Tuesday, 22 February 2011

Lighting in the Cellars

A little while ago a call came out of the blue.

Would I like to drive to Reims to shoot a feature on the world renown Champagne producers Louis Roederer?

 Louis Roederer produce amongst other things, the super, expensive Cristal Champagne, favoured by the rich and famous.

So after a sublime and drive to the the capital of champagne country we given a tour of the Roederer HQ and were told how Cristal champagne came into being.

It was made a the request of the somewhat justifiably paranoid Czar Nicolas II, who as much as he loved Louis Roederer champagne he was fearful that a champagne bottle could be used either to contain an explosive device in its dimpled base or it's dark green glass could conceal a poison of some kind . So Louis Roederer went away and came up with a solution, a bottle which was made of clear glass and without a dimple in it's base. This meant that the bottle had to be made from crystal glass for strength. 

Thus the name.

In fact the bottle still carries the Russian imperial crest of Czar Nicolas II. When you drink Cristal champagne you are drinking history itself, though for the record I prefer their vintage Rose which is much more affordable and has character in spades.

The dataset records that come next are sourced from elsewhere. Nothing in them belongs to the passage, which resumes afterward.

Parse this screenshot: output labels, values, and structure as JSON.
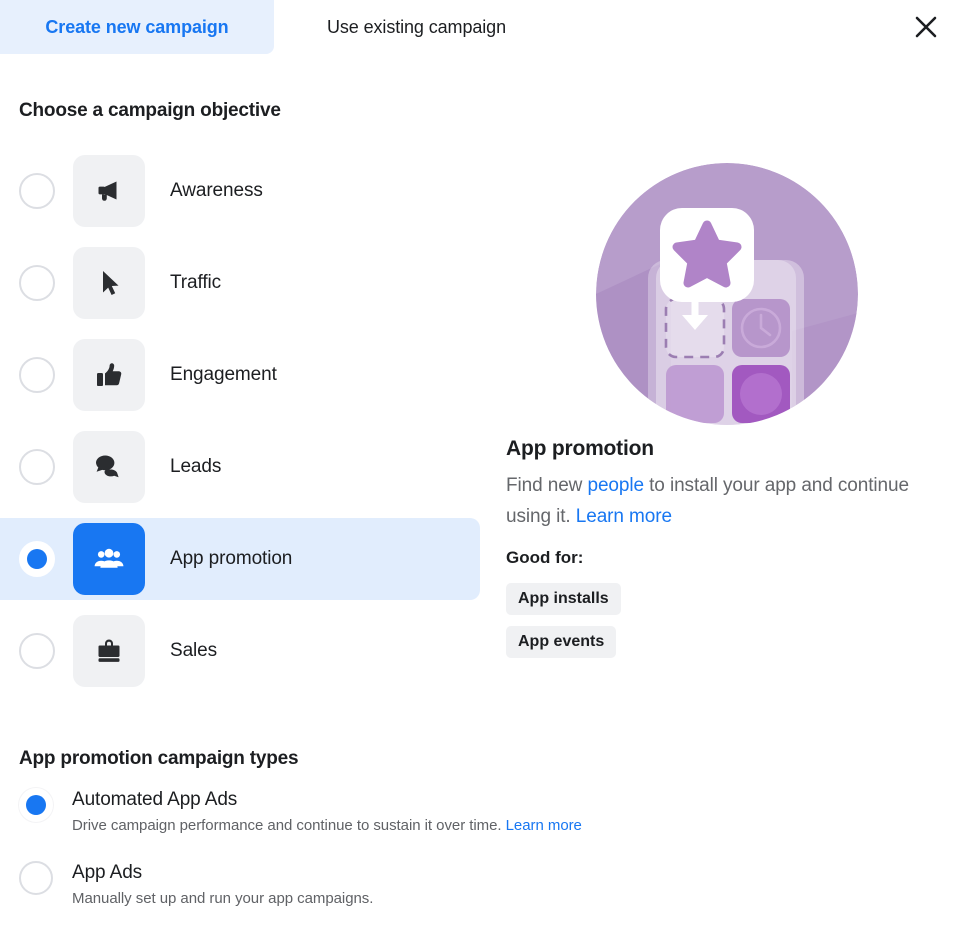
{
  "tabs": [
    {
      "label": "Create new campaign",
      "active": true
    },
    {
      "label": "Use existing campaign",
      "active": false
    }
  ],
  "close_icon": "close-icon",
  "objective_section": {
    "title": "Choose a campaign objective",
    "options": [
      {
        "label": "Awareness",
        "icon": "megaphone-icon",
        "selected": false
      },
      {
        "label": "Traffic",
        "icon": "cursor-icon",
        "selected": false
      },
      {
        "label": "Engagement",
        "icon": "thumbs-up-icon",
        "selected": false
      },
      {
        "label": "Leads",
        "icon": "chat-bubble-icon",
        "selected": false
      },
      {
        "label": "App promotion",
        "icon": "people-icon",
        "selected": true
      },
      {
        "label": "Sales",
        "icon": "briefcase-icon",
        "selected": false
      }
    ]
  },
  "detail": {
    "illustration": "app-install-illustration",
    "title": "App promotion",
    "description_part1": "Find new ",
    "description_link1": "people",
    "description_part2": " to install your app and continue using it. ",
    "description_link2": "Learn more",
    "good_for_label": "Good for:",
    "chips": [
      "App installs",
      "App events"
    ]
  },
  "campaign_types": {
    "title": "App promotion campaign types",
    "options": [
      {
        "label": "Automated App Ads",
        "description": "Drive campaign performance and continue to sustain it over time.",
        "link": "Learn more",
        "selected": true
      },
      {
        "label": "App Ads",
        "description": "Manually set up and run your app campaigns.",
        "link": "",
        "selected": false
      }
    ]
  },
  "colors": {
    "accent_blue": "#1877f2",
    "selected_row_bg": "#e1edfd",
    "tab_active_bg": "#e7f0fd",
    "tile_gray": "#f0f1f3",
    "text_primary": "#1c1e21",
    "text_secondary": "#65676b",
    "illustration_purple": "#b49ac8"
  }
}
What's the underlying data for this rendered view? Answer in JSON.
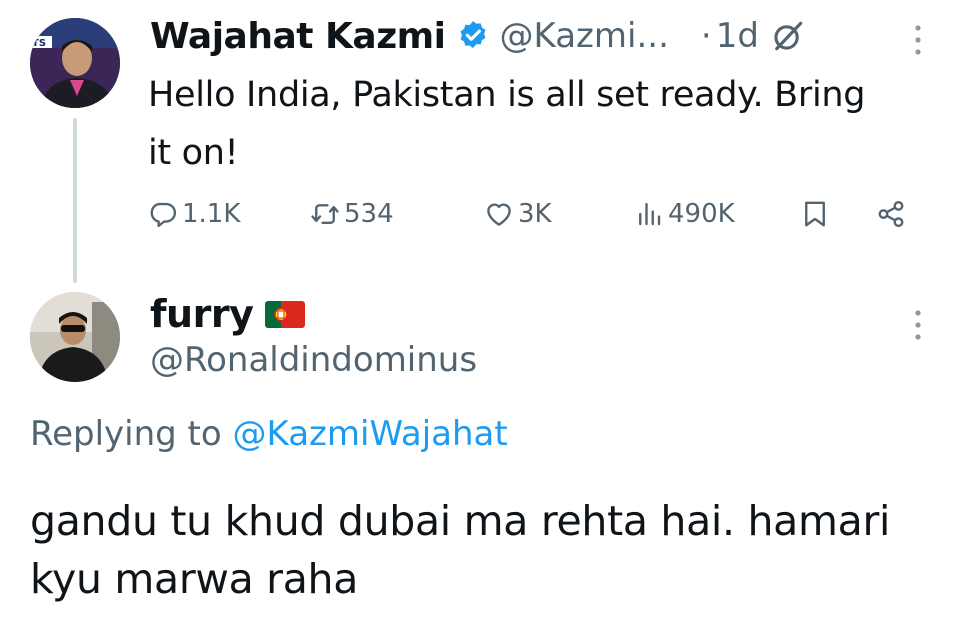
{
  "original_tweet": {
    "author_name": "Wajahat Kazmi",
    "author_handle": "@Kazmi...",
    "separator": "·",
    "time": "1d",
    "text": "Hello India, Pakistan is all set ready. Bring it on!",
    "stats": {
      "replies": "1.1K",
      "retweets": "534",
      "likes": "3K",
      "views": "490K"
    }
  },
  "reply_tweet": {
    "author_name": "furry",
    "author_handle": "@Ronaldindominus",
    "replying_prefix": "Replying to",
    "replying_to": "@KazmiWajahat",
    "text": "gandu tu khud dubai ma rehta hai. hamari kyu marwa raha"
  },
  "colors": {
    "text_primary": "#0f1419",
    "text_secondary": "#536471",
    "accent": "#1d9bf0",
    "thread_line": "#cfd9de"
  },
  "icons": {
    "verified": "verified-badge-icon",
    "grok": "grok-icon",
    "more": "more-vertical-icon",
    "reply": "reply-icon",
    "retweet": "retweet-icon",
    "like": "heart-icon",
    "views": "views-icon",
    "bookmark": "bookmark-icon",
    "share": "share-icon",
    "flag": "portugal-flag-icon"
  }
}
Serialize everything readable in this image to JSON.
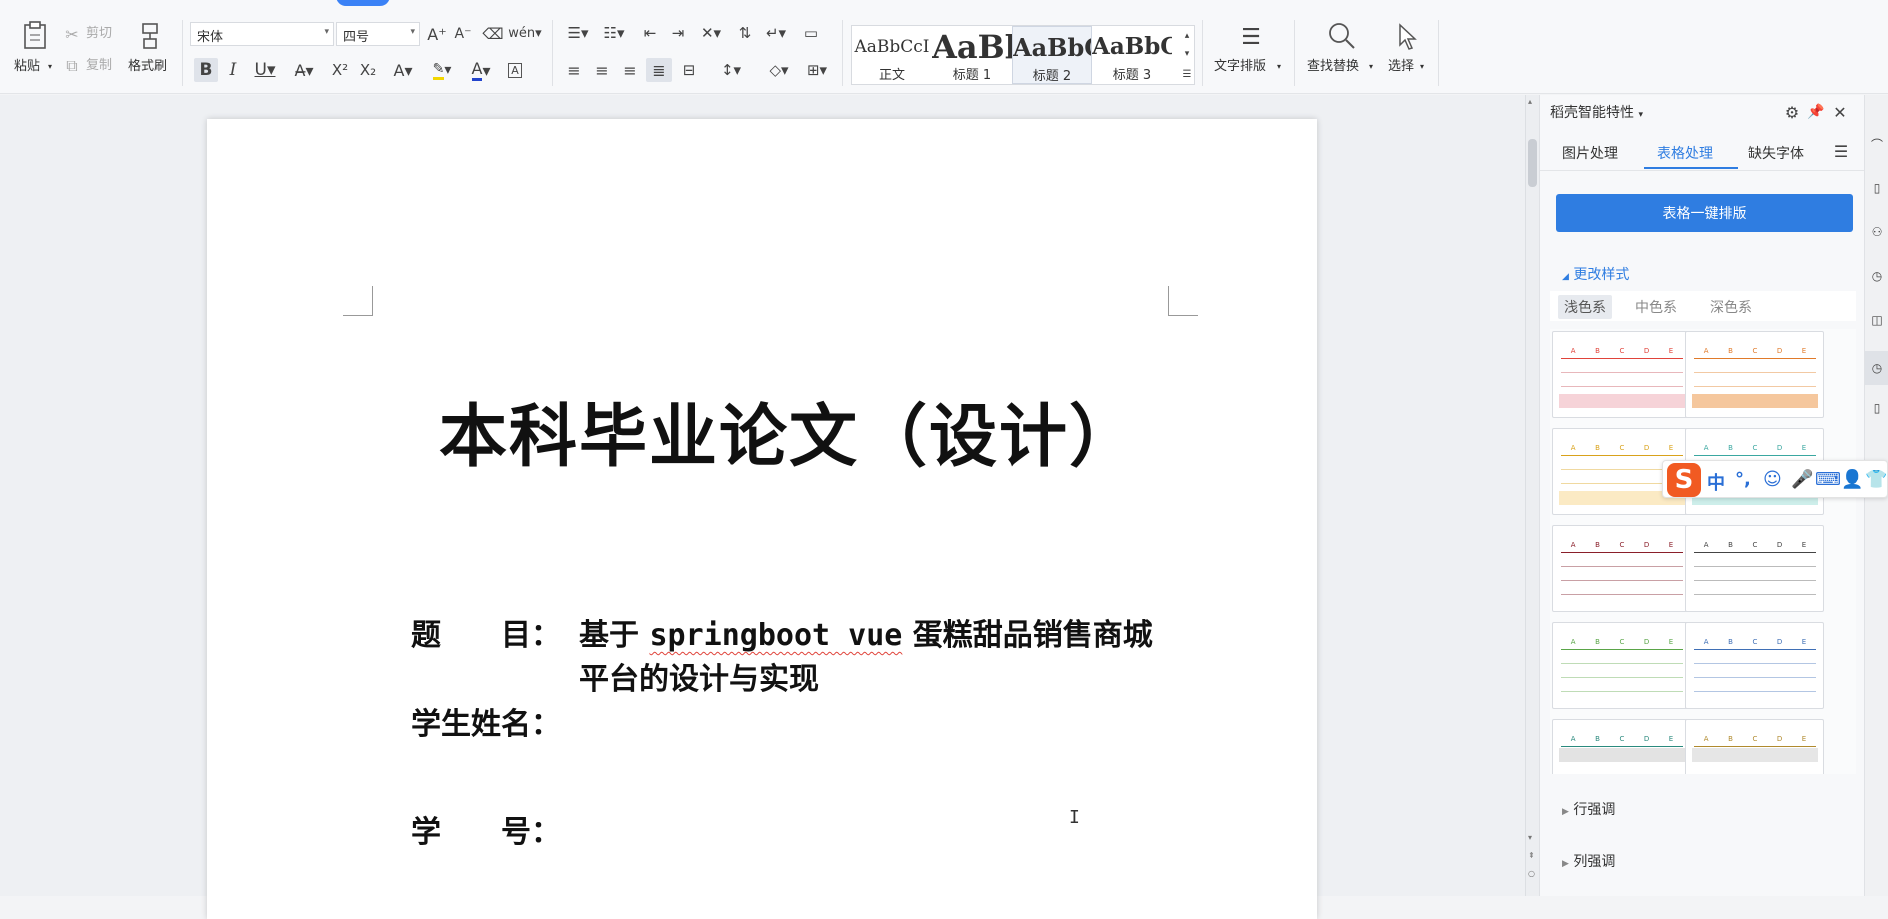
{
  "toolbar": {
    "paste": "粘贴",
    "cut": "剪切",
    "copy": "复制",
    "format_painter": "格式刷",
    "font_name": "宋体",
    "font_size": "四号",
    "styles": [
      {
        "preview": "AaBbCcI",
        "name": "正文"
      },
      {
        "preview": "AaBl",
        "name": "标题 1"
      },
      {
        "preview": "AaBbC",
        "name": "标题 2"
      },
      {
        "preview": "AaBbC",
        "name": "标题 3"
      }
    ],
    "text_layout": "文字排版",
    "find_replace": "查找替换",
    "select": "选择"
  },
  "document": {
    "title": "本科毕业论文（设计）",
    "topic_label": "题　　目：",
    "topic_line1_a": "基于",
    "topic_line1_b": "springboot vue",
    "topic_line1_c": "蛋糕甜品销售商城",
    "topic_line2": "平台的设计与实现",
    "student_name_label": "学生姓名：",
    "student_id_label": "学　　号："
  },
  "panel": {
    "header": "稻壳智能特性",
    "tabs": [
      "图片处理",
      "表格处理",
      "缺失字体"
    ],
    "active_tab": 1,
    "one_click_button": "表格一键排版",
    "change_style": "更改样式",
    "color_tabs": [
      "浅色系",
      "中色系",
      "深色系"
    ],
    "active_color_tab": 0,
    "row_emphasis": "行强调",
    "col_emphasis": "列强调",
    "thumb_header_letters": [
      "A",
      "B",
      "C",
      "D",
      "E"
    ]
  },
  "ime": {
    "mode": "中"
  },
  "colors": {
    "accent_blue": "#2f7de1",
    "ime_orange": "#f15a22"
  }
}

On the tour we were shown the champagne cellars which were the natural candidates for the portrait of Frederic Rouzaud, the new MD, who had just taken the helm from his father.

We asked for some time to set up before he came down to be photographed, we needed every moment and I had to think my feet to come up with this portrait which has been used extensively.

I wanted to backlight the Champagne bottles which involved quite a bit of maneuvering to ensure there was not a nasty accident involving tens of thousands of pounds of champagne bottles......yikes!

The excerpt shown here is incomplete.